The Asbestos Disease Support Society is calling for greater awareness of the risks of exposure to asbestos. A report released by the Australian Institute of Health and Welfare highlights that asbestos related disease is still impacting the community. The report, Mesothelioma in Australia 2019, shows 659 Australians were diagnosed with the incurable mesothelioma, as at 1 April 2020.

ADSS General Manager, Trevor Torrens said the aftermath of asbestos is still being felt across the community, with 64 members of ADSS dying in 2019 because of exposure to asbestos decades before. “Just this year alone, more than 38 of members have succumbed to an asbestos related disease, predominantly mesothelioma. All they did was turn up to work to earn a living or just went about their daily lives.” Mr Torrens said.

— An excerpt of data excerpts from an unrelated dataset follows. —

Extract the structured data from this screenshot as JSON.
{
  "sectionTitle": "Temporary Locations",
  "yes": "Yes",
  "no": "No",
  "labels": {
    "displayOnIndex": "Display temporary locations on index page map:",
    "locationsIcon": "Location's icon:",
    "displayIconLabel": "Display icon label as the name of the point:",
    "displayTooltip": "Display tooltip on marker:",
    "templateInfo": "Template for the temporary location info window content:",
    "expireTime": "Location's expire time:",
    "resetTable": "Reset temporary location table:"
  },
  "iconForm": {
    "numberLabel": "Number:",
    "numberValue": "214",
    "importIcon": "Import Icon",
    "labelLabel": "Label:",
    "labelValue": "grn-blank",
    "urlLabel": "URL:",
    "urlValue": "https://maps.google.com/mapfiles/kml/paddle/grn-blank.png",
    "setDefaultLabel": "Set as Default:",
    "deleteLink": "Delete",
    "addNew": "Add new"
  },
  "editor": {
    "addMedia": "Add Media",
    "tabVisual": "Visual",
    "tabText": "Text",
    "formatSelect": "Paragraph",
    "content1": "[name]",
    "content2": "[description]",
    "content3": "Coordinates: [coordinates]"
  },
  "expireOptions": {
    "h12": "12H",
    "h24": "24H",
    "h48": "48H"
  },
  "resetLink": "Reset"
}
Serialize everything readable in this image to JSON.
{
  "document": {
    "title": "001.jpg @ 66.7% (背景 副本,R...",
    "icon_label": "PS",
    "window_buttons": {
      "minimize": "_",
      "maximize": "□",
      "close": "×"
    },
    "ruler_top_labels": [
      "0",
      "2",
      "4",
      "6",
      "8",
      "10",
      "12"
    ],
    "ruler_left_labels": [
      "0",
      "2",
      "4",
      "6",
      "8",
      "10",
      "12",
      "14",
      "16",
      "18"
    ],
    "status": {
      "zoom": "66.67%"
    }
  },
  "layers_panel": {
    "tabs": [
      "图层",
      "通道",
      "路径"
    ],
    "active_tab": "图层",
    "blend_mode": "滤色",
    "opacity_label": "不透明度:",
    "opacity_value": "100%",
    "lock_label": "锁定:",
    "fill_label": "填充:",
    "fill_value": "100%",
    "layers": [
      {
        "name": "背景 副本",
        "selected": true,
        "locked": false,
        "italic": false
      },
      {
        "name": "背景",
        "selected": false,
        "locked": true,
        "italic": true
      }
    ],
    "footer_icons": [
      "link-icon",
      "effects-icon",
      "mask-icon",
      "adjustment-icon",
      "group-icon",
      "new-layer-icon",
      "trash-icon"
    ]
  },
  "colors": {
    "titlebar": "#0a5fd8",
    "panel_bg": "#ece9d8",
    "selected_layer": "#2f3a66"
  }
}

“Unfortunately, we are still seeing the fall out of people who worked with asbestos containing products like fibro, brake linings and lagging on pipes prior to the Australia-wide ban on products containing asbestos in 2003”

“We also have strong concerns about a new wave of exposure to home renovators. My message to DIY renovators is don’t take the risk – educate yourself on where asbestos may be lurking in your home and engage a professional to deal with it appropriately before you begin your work. You can’t undo the exposure”, Mr Torrens said.

About one third of homes built between 1945 and the late 1980’s are likely to contain some form of asbestos building product. If disturbed, without adequate precautions, the asbestos fibres are released into the atmosphere and inhaled.

While there is no cure for mesothelioma, Mr Torrens also welcomed the data that indicated an increase in survival rates for people diagnosed with mesothelioma, which may be attributed to earlier detection or improved treatment options.

Mesothelioma is an extremely painful malignancy of the outer lining of the lung or the abdominal cavity that forms as a result of exposure and inhalation of asbestos fibres. Asbestos fibres are around 200 times thinner than a human hair, can be invisible and be inhaled easily. They can become trapped deep in the lungs and cause damage over a long time. Past exposure to asbestos is the only known cause of mesothelioma. It can take many years for mesothelioma to develop after a person is exposed to asbestos – the latency period, which is commonly 30 to 40 years after exposure.